How foolish I am to tell her those things, her cries became harder that she cant almost bear with it, she stood still as she watch that girl cling on me and kiss me, I know its painful for her but I just cant move a little, I felt like I’m frozen on the place where I was standing. I never saw her for almost two months, and during that time that girl was the one who fulfilled her place, ‘I think I have fallen for her’, I would always tell myself. But when I saw how she flirts with a group of guys, I felt nothing but anger, ‘so this is what it feels like, I am not hurt, but I felt so regretful for dumping ________ for this kind of girl. ‘she’s a slut’

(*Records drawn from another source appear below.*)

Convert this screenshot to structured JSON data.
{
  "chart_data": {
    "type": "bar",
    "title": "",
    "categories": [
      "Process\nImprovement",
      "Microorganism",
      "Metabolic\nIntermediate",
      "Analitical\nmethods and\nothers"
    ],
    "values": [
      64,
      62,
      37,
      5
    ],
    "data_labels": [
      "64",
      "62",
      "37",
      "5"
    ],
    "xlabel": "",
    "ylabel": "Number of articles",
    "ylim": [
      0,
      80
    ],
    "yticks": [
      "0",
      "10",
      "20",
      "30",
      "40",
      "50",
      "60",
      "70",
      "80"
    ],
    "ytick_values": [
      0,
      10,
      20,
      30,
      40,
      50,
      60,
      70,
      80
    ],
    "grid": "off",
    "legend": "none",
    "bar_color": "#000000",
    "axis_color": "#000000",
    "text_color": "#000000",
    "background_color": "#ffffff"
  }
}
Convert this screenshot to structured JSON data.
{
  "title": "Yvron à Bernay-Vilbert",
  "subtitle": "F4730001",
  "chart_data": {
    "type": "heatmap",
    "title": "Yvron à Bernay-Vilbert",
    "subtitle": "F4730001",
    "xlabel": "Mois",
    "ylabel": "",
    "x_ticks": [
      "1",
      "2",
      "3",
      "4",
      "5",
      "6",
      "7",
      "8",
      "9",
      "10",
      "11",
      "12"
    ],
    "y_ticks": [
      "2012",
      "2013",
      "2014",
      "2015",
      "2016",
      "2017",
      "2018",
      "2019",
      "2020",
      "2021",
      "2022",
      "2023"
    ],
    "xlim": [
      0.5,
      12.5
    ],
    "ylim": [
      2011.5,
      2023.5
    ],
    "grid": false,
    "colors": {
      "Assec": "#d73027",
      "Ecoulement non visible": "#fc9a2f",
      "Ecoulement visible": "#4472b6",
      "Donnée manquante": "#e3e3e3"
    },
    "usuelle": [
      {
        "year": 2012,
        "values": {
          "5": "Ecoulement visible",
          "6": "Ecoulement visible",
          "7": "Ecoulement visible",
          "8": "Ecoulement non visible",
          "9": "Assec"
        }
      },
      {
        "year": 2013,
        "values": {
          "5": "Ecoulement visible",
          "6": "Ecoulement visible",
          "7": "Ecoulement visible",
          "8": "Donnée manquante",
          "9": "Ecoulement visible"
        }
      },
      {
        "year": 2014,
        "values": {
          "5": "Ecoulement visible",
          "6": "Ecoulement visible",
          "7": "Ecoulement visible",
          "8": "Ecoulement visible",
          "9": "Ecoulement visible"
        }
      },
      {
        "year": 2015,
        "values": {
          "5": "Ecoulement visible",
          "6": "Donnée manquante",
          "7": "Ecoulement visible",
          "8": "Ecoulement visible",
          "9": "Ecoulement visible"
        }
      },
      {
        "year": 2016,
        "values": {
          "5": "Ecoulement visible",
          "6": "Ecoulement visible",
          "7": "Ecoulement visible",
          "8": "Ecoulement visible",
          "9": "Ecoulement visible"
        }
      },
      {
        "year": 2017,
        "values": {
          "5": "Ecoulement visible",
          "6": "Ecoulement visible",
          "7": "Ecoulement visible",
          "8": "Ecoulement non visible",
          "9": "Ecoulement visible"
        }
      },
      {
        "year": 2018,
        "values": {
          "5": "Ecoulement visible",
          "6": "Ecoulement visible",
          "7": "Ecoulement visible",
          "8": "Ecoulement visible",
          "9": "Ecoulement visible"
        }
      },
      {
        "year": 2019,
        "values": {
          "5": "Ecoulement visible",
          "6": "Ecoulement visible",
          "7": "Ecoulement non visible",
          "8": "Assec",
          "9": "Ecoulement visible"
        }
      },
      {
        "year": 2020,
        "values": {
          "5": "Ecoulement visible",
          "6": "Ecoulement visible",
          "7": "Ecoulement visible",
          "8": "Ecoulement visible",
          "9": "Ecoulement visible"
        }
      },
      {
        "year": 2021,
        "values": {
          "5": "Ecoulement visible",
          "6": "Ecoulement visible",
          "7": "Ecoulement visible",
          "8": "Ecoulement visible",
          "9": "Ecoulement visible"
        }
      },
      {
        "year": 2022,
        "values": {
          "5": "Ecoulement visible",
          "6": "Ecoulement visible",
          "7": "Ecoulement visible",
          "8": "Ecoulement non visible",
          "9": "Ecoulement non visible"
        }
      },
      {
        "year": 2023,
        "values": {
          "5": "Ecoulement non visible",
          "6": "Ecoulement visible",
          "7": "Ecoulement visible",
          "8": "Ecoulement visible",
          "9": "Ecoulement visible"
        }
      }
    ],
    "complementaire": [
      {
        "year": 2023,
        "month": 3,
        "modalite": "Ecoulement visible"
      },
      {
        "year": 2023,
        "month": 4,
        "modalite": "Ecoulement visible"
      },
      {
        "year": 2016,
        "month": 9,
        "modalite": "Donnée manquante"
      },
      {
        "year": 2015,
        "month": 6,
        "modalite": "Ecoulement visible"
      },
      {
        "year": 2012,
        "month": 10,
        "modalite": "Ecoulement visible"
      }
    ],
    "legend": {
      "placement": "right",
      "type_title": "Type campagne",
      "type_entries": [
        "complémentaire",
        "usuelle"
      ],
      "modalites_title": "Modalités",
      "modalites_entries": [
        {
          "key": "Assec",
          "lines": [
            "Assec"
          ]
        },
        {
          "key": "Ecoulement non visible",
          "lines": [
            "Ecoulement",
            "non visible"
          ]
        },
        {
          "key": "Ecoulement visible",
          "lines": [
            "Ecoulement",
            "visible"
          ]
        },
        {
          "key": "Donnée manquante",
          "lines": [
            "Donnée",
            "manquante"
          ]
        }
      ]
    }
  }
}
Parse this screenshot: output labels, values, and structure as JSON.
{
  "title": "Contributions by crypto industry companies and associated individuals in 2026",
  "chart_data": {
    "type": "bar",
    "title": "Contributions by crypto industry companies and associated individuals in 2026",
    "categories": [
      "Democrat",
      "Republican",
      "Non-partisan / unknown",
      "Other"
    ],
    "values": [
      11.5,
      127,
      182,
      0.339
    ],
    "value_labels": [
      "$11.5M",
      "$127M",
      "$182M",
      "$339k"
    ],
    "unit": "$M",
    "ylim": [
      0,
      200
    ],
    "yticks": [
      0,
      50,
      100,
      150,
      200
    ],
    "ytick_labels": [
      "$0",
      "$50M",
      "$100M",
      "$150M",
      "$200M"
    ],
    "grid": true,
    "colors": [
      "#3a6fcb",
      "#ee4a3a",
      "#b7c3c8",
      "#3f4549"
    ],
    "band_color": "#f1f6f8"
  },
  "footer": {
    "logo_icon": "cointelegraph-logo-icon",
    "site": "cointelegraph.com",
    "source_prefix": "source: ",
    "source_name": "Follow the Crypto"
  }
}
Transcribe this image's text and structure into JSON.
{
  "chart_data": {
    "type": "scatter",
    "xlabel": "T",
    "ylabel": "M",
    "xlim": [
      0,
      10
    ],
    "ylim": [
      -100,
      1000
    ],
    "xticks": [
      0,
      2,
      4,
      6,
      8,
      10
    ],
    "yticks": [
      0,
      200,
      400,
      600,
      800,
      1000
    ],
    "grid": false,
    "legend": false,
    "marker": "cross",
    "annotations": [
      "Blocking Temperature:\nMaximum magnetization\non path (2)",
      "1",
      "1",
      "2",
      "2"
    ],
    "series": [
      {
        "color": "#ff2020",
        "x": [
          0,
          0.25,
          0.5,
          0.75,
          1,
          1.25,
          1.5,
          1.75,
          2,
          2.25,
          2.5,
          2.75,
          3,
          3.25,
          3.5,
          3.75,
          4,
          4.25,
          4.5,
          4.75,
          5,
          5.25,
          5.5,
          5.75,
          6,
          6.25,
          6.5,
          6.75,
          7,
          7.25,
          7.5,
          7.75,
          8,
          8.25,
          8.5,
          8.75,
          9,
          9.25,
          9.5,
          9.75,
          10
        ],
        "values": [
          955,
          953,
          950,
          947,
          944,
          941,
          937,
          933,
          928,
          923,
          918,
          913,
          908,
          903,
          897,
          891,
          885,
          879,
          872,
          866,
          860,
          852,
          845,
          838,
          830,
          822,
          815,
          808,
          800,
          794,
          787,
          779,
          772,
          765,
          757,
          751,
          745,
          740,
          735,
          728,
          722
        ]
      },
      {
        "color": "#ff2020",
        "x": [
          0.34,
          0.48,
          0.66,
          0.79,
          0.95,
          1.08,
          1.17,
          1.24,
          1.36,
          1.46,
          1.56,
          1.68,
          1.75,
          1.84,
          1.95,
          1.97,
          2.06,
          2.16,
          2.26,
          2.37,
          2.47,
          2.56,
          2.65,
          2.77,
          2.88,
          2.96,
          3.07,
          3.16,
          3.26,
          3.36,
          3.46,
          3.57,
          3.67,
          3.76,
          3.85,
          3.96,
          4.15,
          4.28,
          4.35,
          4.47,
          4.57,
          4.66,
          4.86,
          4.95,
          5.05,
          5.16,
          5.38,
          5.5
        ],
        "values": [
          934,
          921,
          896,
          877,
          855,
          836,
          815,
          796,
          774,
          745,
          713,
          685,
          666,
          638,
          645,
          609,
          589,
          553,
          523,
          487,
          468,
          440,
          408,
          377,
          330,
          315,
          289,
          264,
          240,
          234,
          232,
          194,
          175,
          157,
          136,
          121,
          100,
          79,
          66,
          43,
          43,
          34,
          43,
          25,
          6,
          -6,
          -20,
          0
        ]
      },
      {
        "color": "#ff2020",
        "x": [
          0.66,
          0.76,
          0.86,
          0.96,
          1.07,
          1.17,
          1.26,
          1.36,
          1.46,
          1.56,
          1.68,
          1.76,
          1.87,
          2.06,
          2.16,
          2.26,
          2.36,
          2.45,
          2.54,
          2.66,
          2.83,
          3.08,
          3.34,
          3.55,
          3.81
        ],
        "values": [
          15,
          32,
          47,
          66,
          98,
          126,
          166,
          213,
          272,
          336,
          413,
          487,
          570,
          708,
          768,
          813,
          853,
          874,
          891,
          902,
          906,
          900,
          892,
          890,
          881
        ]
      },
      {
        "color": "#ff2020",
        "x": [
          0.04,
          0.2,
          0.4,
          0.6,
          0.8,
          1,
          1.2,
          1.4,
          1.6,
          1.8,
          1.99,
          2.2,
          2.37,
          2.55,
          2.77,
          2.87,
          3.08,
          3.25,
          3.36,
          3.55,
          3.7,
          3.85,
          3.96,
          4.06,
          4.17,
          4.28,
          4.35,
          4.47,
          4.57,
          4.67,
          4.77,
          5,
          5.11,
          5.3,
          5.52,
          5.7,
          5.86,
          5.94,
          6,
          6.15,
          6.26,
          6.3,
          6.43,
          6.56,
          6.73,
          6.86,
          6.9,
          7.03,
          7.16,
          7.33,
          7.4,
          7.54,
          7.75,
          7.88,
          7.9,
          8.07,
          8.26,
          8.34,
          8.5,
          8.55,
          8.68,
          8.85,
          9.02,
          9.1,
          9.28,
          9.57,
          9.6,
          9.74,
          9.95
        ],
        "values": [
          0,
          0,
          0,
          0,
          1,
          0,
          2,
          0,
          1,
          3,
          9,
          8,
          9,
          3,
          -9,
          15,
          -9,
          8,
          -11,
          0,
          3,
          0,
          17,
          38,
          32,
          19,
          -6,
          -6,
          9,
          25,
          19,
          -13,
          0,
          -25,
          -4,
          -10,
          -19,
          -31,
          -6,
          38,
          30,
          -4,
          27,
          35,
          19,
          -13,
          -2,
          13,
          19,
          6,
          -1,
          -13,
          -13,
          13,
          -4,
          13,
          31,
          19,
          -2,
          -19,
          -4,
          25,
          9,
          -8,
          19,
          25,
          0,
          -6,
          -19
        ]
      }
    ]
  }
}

It was a surprising morning; I think I know this sensation. I just woke up realizing that I still love _______ and as I sat up on my bed, I watch her portrait that was still hanged on the wall of my room. Her sleeping face was really beautiful, her long eyelashes, her lips, and her small hands, I missed it all. I miss the morning I wake up with her locked in my arms, her breathe and the touch of his hands, the way she looks at me, the way she says ‘I love you’ and the way she kisses me. I want her back; I realized no other girl is sweeter than her. I want her to ride on my back again and feel her soft breathe. Her soft lips on mine… I want to hold her hands and watch her do cute things, I want to be the only man in her life like she always tell and show me. I want to take more pictures with her; I want to do more things with her. I want to be the first person I’ll see every time I wake up, I want to make her my princess, and… I want to tell her how much I love her… But I guess, its all impossible to happen, there are so much things that could happen in those two months, just how am I suppose to tell her? I don’t want to hurt her anymore, just why can’t I realize how deep my love for her this late? How can I bring her back to me and hug her once more, when I know that its too late, when I know that she’s happy with someone else’s company, when she had forgotten all about me, when she’s already engaged… When I know that I can be his only man anymore… I hate how stupid I really am!!!